Incoming World Bank President Paul Wolfowitz faces five crucial tasks if he is to successfully reshape the development institution to address the problems of the 21st century, according to a June 1 report by the Washington-based Center for Global Development. These include (1) revitalizing the World Bank’s role in China, India, and the middle-income countries; (2) bringing new discipline and greater differentiation to low-income country operations by providing more financing to better-governed countries and suspending financing to countries where progress has stalled; (3) obtaining an explicit mandate, adequate grant instruments, and a special governance arrangement for the Bank’s work on global public goods; (4) taking leadership to ensure truly independent evaluation of selected Bank and other aid-supported programs; and (5) pushing member governments to make the Bank’s governance more representative and thus more legitimate.
The report,” The Hardest Job in the World,” was prepared by a group of 20 well-known development experts headed by Nancy Birdsall and Devesh Kapur. It underlines that borrowing from the Bank by middle-income countries, as well as China and India, has dropped dramatically, and it pins the blame on the high “hassle costs” of obtaining financing through the World Bank. The Meltzer Commission, in a report to the U.S. Congress in 2000, recommended that the Bank stop lending to emerging market and middle-income countries that can readily access private capital markets. But the group’s report says the fall in lending to these countries could pose a number of risks to the Bank, including reduced income from lending operations and increased costs of borrowing because of heightened portfolio risk. It recommends that the Bank make it easier for middle-income countries to borrow by creating loan facilities that could be accessed more quickly.

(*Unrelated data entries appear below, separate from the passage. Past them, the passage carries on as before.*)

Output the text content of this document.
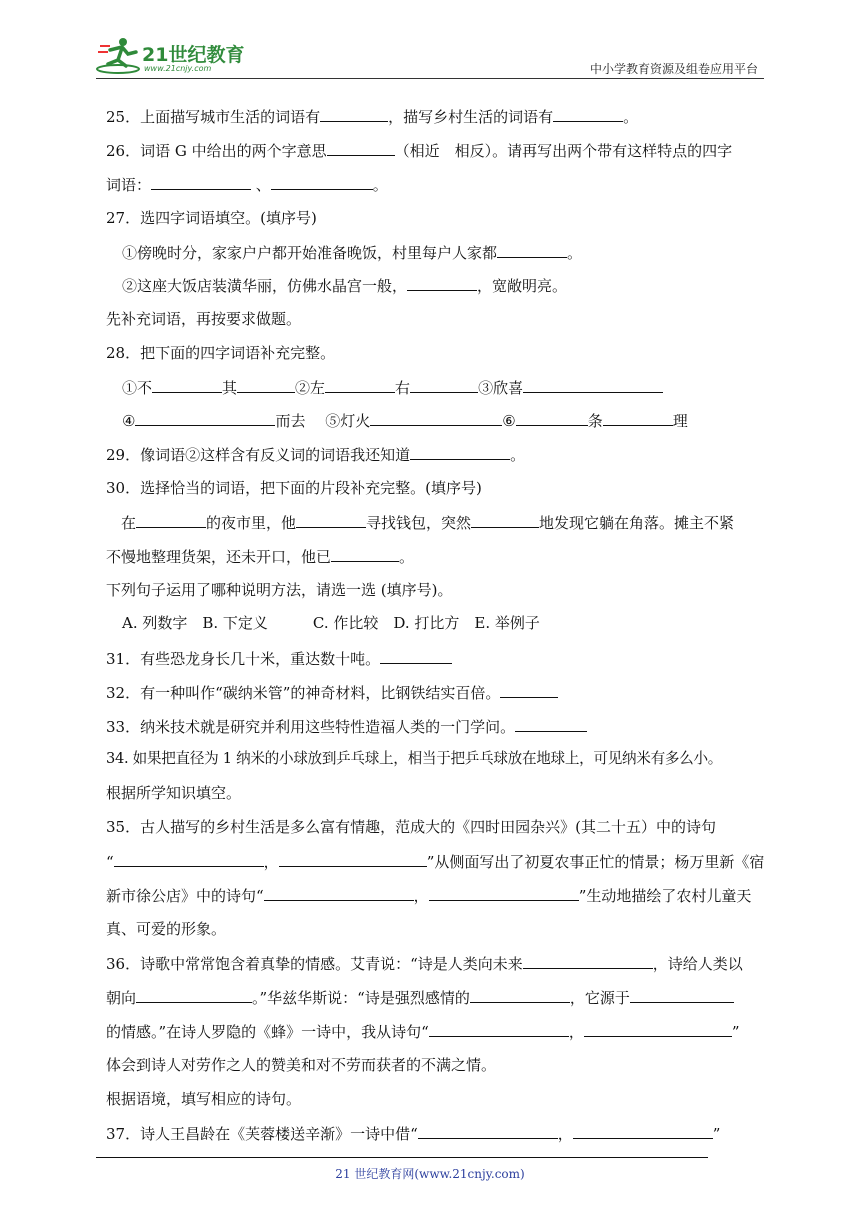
21世纪教育
www.21cnjy.com	中小学教育资源及组卷应用平台
25．上面描写城市生活的词语有	，描写乡村生活的词语有	。
26．词语 G 中给出的两个字意思	（相近　相反）。请再写出两个带有这样特点的四字
词语：	、	。
27．选四字词语填空。(填序号)
①傍晚时分，家家户户都开始准备晚饭，村里每户人家都	。
②这座大饭店装潢华丽，仿佛水晶宫一般，	，宽敞明亮。
先补充词语，再按要求做题。
28．把下面的四字词语补充完整。
①不	其	②左	右	③欣喜
④	而去　 ⑤灯火	⑥	条	理
29．像词语②这样含有反义词的词语我还知道	。
30．选择恰当的词语，把下面的片段补充完整。(填序号)
　在	的夜市里，他	寻找钱包，突然	地发现它躺在角落。摊主不紧
不慢地整理货架，还未开口，他已	。
下列句子运用了哪种说明方法，请选一选 (填序号)。
A. 列数字　B. 下定义　　　C. 作比较　D. 打比方　E. 举例子
31．有些恐龙身长几十米，重达数十吨。
32．有一种叫作“碳纳米管”的神奇材料，比钢铁结实百倍。
33．纳米技术就是研究并利用这些特性造福人类的一门学问。
34. 如果把直径为 1 纳米的小球放到乒乓球上，相当于把乒乓球放在地球上，可见纳米有多么小。
根据所学知识填空。
35．古人描写的乡村生活是多么富有情趣，范成大的《四时田园杂兴》(其二十五）中的诗句
“	，	”从侧面写出了初夏农事正忙的情景；杨万里新《宿
新市徐公店》中的诗句“	，	”生动地描绘了农村儿童天
真、可爱的形象。
36．诗歌中常常饱含着真挚的情感。艾青说：“诗是人类向未来	，诗给人类以
朝向	。”华兹华斯说：“诗是强烈感情的	，它源于
的情感。”在诗人罗隐的《蜂》一诗中，我从诗句“	，	”
体会到诗人对劳作之人的赞美和对不劳而获者的不满之情。
根据语境，填写相应的诗句。
37．诗人王昌龄在《芙蓉楼送辛渐》一诗中借“	，	”
21 世纪教育网(www.21cnjy.com)
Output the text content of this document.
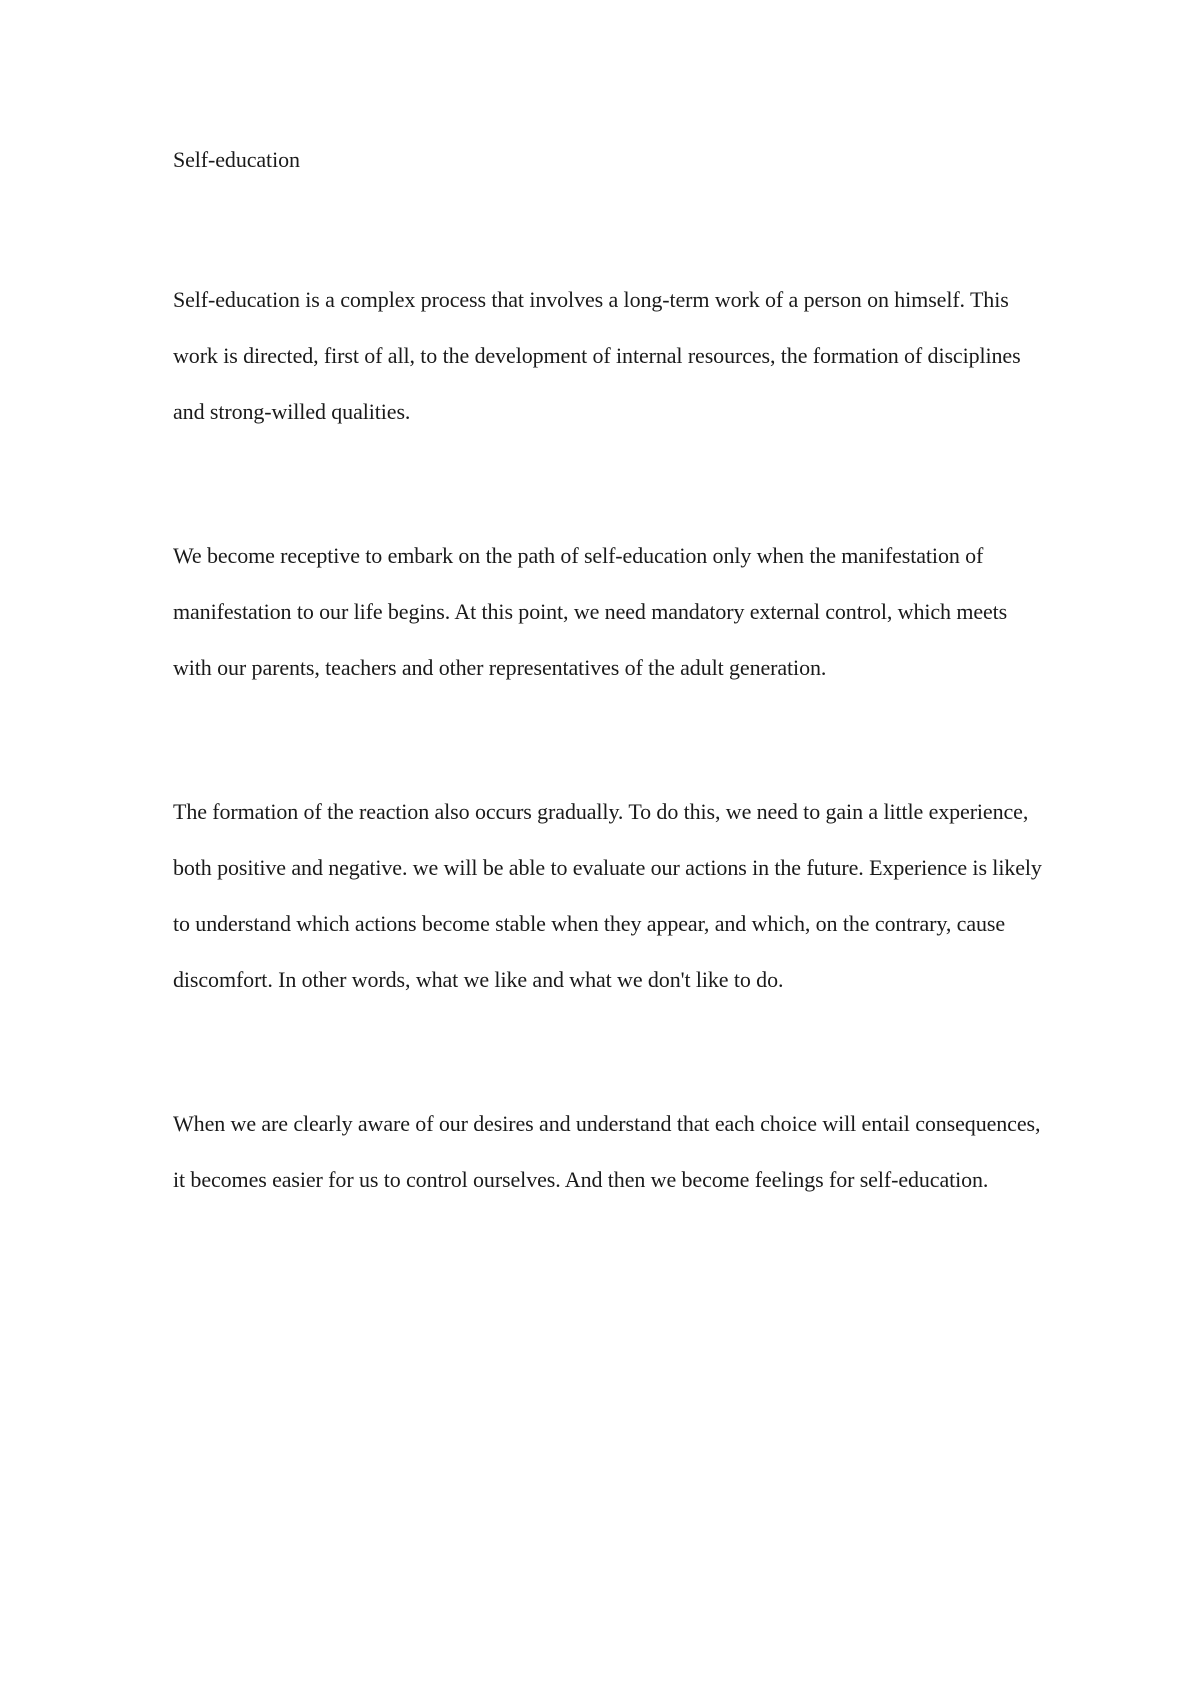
Self-education

Self-education is a complex process that involves a long-term work of a person on himself. This work is directed, first of all, to the development of internal resources, the formation of disciplines and strong-willed qualities.

We become receptive to embark on the path of self-education only when the manifestation of manifestation to our life begins. At this point, we need mandatory external control, which meets with our parents, teachers and other representatives of the adult generation.

The formation of the reaction also occurs gradually. To do this, we need to gain a little experience, both positive and negative. we will be able to evaluate our actions in the future. Experience is likely to understand which actions become stable when they appear, and which, on the contrary, cause discomfort. In other words, what we like and what we don't like to do.

When we are clearly aware of our desires and understand that each choice will entail consequences, it becomes easier for us to control ourselves. And then we become feelings for self-education.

The report suggests greater differentiation in dealings with low-income countries. Well-run countries should get large amounts of financing, with commitments for five years or more. Countries with annual per capita incomes under a certain threshold (possibly $500) should get help mostly through grants. In poorly governed countries, the Bank should remain engaged by providing carefully targeted technical assistance but should not generally provide financing to the government.
The report also calls for a new trust fund to support the Bank’s work in promoting global public goods, particularly in agriculture, health, and the environment. It recommends giving borrowing countries a greater say on the Bank’s executive board. And it calls for an external, independent aid evaluation mechanism.
Wolfowitz appears to agree with at least some of the advice. He has promised to make the Bank more attractive to fast-growing economies like India and China, where many people remain poor despite booming economic growth, and has singled out corruption as a major problem in development. Identifying Africa as his top priority, he has also signaled that he would put renewed emphasis on developing infrastructure in poor countries. “Development is about a lot more than pouring concrete,” he has acknowledged, “but on the other hand, it’s pretty hard to have development without roads and electricity and fundamental infrastructure, so it’s got to be part of the picture.”